Mevcut programla öğrenciler kendilerinde görece en olumlu yönde değişim gösteren becerinin “problem çözme becerisiyle”, “araştırma becerisi” olduğu yönünde görüş bildirdi. Öğrenciler, en az olumlu değişim gösteren becerinin “grupla çalışma beceresi” olduğuna ilişkin değerlendirmede bulundu.

Öğrenciler program sayesinde derse karşı ilgilerinin arttığını ifade ederken, ders geçme kaygısında da olumlu yönde değişim olduğunu belirtti.

Başarıyı ölçmede kullanılan klasik yöntemlerin kullanımında en çok genel liseye giden öğrenciler memnunken, en az fen lisesi öğrencileri memnun olduklarını kaydetti.

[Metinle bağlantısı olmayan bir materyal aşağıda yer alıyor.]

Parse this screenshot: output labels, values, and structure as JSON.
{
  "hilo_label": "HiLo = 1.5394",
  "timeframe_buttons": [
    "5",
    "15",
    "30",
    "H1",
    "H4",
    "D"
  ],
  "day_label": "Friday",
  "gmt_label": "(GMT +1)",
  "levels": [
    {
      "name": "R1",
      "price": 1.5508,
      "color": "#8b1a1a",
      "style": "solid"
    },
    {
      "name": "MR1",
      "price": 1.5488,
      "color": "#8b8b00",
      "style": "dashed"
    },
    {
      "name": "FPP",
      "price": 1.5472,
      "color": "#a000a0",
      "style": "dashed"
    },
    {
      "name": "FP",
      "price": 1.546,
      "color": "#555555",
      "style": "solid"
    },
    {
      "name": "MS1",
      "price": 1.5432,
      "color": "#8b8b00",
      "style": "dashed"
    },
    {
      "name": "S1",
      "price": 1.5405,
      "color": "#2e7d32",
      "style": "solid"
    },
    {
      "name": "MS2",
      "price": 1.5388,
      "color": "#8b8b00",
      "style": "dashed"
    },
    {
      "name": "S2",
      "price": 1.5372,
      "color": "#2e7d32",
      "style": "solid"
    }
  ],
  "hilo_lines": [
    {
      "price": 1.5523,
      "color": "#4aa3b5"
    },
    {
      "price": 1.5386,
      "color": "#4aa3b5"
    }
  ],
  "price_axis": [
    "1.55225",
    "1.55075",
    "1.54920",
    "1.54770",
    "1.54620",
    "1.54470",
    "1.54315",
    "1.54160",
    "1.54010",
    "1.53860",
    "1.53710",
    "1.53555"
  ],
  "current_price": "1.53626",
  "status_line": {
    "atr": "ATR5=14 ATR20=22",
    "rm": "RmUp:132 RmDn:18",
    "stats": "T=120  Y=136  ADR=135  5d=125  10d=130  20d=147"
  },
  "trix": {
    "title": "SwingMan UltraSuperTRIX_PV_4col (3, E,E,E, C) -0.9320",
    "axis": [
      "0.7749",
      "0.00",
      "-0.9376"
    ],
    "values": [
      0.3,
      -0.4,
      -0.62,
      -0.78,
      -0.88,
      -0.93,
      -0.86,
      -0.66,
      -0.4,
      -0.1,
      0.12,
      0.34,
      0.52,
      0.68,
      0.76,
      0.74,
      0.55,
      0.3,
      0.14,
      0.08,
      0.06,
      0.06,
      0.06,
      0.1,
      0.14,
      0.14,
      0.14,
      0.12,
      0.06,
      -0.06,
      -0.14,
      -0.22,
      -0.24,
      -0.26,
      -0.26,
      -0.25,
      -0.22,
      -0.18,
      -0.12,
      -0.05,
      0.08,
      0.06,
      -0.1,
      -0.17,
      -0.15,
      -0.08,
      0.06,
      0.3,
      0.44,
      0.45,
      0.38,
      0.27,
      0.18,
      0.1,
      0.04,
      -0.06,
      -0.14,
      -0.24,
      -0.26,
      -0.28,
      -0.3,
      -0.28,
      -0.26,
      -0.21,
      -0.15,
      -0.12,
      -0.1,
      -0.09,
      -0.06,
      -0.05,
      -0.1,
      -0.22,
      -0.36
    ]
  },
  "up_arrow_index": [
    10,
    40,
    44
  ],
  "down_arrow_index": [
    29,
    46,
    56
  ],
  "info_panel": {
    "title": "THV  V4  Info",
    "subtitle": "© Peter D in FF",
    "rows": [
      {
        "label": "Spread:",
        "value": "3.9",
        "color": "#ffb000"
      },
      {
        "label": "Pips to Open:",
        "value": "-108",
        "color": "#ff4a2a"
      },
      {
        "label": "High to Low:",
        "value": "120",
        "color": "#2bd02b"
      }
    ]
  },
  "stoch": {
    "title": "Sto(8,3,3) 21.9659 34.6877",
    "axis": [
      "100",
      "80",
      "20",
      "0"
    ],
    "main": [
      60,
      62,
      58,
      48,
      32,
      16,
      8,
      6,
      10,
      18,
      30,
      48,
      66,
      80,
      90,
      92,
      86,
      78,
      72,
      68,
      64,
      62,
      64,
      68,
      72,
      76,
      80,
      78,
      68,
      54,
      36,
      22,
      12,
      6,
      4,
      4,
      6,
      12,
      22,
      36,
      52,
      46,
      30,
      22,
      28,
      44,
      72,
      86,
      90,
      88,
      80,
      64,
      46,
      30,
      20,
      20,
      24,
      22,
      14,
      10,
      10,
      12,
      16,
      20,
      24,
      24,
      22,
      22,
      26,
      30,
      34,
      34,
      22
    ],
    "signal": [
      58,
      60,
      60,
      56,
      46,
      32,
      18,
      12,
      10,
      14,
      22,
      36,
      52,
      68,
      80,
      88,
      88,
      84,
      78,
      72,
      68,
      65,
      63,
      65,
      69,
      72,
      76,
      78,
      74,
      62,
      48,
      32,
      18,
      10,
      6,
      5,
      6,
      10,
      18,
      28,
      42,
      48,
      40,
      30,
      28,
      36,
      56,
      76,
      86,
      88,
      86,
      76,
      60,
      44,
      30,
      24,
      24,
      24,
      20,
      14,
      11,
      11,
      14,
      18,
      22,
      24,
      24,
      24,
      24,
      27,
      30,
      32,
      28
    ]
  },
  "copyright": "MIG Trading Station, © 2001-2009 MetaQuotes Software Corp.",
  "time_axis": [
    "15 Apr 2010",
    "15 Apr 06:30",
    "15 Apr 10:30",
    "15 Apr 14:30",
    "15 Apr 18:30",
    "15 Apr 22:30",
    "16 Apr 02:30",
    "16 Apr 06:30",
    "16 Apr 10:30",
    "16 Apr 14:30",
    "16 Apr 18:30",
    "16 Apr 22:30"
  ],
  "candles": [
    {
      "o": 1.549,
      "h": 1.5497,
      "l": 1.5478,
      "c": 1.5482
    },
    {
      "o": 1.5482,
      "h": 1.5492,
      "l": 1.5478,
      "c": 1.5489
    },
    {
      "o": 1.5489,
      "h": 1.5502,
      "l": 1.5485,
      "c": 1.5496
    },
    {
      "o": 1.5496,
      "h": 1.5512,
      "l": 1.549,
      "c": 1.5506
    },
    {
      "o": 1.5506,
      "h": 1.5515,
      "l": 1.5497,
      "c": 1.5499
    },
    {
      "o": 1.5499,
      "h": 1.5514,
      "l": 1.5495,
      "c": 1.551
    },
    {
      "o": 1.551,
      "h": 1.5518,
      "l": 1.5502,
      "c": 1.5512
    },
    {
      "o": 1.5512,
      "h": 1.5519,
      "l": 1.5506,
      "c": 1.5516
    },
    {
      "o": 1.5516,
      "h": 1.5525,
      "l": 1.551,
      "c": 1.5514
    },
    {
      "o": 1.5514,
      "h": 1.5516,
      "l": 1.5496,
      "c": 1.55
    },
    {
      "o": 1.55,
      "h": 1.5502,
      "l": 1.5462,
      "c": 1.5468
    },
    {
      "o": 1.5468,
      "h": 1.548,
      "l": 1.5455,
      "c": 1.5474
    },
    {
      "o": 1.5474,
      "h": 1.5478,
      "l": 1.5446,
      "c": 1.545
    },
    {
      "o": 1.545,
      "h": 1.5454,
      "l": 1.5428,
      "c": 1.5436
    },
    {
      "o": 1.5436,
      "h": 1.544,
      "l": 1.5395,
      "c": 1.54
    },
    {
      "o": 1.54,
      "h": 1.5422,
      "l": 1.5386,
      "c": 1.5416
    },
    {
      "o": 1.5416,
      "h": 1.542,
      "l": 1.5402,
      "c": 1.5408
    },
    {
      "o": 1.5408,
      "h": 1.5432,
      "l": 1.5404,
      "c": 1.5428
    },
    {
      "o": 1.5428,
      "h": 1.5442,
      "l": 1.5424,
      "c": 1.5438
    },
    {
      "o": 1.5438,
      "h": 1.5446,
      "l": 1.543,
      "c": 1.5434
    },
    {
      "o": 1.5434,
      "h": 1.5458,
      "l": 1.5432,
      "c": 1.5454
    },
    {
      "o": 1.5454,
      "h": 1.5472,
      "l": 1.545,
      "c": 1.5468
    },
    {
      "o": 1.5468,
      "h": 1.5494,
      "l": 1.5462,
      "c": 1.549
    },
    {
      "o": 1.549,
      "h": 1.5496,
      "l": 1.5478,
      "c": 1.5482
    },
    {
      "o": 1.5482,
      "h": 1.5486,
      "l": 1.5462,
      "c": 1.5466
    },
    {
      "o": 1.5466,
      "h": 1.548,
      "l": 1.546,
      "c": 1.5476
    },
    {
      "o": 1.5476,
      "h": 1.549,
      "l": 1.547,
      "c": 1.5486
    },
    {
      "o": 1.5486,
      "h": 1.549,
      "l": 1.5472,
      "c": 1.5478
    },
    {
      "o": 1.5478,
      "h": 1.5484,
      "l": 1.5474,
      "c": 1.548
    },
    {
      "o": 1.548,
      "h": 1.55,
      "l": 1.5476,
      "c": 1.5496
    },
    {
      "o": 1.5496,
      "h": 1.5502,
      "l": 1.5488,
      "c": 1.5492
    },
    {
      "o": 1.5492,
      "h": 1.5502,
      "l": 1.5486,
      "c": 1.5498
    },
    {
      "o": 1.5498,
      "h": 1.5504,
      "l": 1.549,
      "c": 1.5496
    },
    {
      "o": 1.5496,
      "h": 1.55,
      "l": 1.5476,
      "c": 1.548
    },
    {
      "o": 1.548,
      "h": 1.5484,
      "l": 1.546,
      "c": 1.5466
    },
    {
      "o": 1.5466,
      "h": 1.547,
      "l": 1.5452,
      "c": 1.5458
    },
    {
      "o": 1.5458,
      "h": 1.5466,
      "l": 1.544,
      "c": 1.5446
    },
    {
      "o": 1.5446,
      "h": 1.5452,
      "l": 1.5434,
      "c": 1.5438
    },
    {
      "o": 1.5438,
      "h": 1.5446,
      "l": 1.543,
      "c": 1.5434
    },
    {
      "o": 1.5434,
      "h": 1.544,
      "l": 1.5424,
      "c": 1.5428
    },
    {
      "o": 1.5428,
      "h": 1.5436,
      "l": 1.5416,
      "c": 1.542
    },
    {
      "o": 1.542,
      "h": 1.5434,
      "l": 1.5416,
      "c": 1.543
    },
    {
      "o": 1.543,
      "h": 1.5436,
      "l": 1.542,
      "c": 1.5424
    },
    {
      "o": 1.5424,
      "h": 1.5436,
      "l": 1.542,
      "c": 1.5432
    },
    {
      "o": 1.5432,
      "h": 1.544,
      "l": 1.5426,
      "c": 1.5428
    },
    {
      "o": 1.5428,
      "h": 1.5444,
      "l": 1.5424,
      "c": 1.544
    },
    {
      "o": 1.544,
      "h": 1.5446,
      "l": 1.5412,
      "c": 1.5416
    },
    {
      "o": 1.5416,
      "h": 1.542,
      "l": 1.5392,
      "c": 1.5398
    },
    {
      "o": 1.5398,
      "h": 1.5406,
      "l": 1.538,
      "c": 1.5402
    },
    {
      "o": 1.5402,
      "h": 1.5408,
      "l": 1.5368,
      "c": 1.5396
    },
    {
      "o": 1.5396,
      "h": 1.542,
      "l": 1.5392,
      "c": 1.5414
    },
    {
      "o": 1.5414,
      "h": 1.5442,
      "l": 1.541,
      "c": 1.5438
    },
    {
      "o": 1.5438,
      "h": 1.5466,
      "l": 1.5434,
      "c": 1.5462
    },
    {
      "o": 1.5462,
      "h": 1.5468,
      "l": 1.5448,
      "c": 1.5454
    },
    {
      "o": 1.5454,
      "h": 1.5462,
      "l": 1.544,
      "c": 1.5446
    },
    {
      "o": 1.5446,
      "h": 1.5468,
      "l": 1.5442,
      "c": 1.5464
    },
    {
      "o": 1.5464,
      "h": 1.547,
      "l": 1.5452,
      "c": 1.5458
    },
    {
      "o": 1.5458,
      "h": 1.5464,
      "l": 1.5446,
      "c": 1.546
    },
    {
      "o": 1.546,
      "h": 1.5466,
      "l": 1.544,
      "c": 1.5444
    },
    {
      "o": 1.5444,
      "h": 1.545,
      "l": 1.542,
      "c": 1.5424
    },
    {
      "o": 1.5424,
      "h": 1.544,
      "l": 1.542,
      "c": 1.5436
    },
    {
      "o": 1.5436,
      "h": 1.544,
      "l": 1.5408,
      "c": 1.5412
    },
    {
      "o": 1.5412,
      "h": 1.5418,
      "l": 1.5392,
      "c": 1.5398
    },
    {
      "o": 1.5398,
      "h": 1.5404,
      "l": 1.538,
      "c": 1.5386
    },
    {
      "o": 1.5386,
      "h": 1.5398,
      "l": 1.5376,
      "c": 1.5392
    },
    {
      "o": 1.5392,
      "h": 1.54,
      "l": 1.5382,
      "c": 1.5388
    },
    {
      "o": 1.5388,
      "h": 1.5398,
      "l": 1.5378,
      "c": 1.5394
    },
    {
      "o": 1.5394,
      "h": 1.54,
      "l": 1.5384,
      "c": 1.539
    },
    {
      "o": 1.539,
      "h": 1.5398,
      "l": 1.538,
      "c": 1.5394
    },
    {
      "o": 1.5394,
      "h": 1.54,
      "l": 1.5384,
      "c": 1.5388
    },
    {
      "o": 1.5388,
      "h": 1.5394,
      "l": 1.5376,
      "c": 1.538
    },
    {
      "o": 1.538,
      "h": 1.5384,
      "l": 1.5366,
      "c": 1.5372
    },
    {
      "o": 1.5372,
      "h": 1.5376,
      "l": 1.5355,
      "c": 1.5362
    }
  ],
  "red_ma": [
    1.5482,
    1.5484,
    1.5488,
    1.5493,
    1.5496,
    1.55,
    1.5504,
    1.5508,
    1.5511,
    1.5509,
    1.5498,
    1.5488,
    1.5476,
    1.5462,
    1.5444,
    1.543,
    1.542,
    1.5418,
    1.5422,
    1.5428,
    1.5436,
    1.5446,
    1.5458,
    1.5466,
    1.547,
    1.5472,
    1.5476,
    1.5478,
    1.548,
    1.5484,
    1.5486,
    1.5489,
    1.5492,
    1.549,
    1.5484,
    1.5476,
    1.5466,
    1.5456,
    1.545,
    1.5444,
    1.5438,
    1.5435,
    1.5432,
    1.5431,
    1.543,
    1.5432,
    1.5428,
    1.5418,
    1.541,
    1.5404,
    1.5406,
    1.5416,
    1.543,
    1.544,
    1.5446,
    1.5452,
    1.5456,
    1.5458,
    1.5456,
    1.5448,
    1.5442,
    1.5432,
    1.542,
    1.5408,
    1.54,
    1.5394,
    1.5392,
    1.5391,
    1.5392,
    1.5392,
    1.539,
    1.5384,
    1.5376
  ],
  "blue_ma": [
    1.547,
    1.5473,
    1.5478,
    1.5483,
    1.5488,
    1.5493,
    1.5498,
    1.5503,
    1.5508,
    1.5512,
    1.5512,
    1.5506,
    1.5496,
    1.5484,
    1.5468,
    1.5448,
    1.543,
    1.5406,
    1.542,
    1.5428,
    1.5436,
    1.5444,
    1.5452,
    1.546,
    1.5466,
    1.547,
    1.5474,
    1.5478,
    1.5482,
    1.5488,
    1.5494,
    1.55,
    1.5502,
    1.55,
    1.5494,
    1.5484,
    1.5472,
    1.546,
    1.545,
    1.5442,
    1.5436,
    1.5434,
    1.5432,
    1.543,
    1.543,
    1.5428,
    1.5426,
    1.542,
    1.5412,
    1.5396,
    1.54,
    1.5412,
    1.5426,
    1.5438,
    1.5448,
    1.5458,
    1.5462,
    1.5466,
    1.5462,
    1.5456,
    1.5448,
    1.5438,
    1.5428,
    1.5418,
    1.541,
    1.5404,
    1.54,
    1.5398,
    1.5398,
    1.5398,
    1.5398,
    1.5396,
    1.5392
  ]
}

Derslerde bilgi ve iletişim teknolojilerinin kullanımında en çok fen lisesi öğrencileri memnun olduklarını, en az memnun ise genel lise öğrencilerinin olduğu belirlendi.

Araştırma öğrencilerin mevcut programdan en çok “öğretmen ve öğrenci iletişimi” açısından memnun olduğunu; en az ise “etkinliklerin-faaliyetlerin uygulanabilirliğinden” memnun olduğunu ortaya çıkardı.

Programlara ilişkin en yüksek memnuniyetin güzel sanatlar lisesi öğrencilerinin, en az ise fen lisesi ile sosyal bilimler lisesi öğrencilerinin olduğu belirtildi.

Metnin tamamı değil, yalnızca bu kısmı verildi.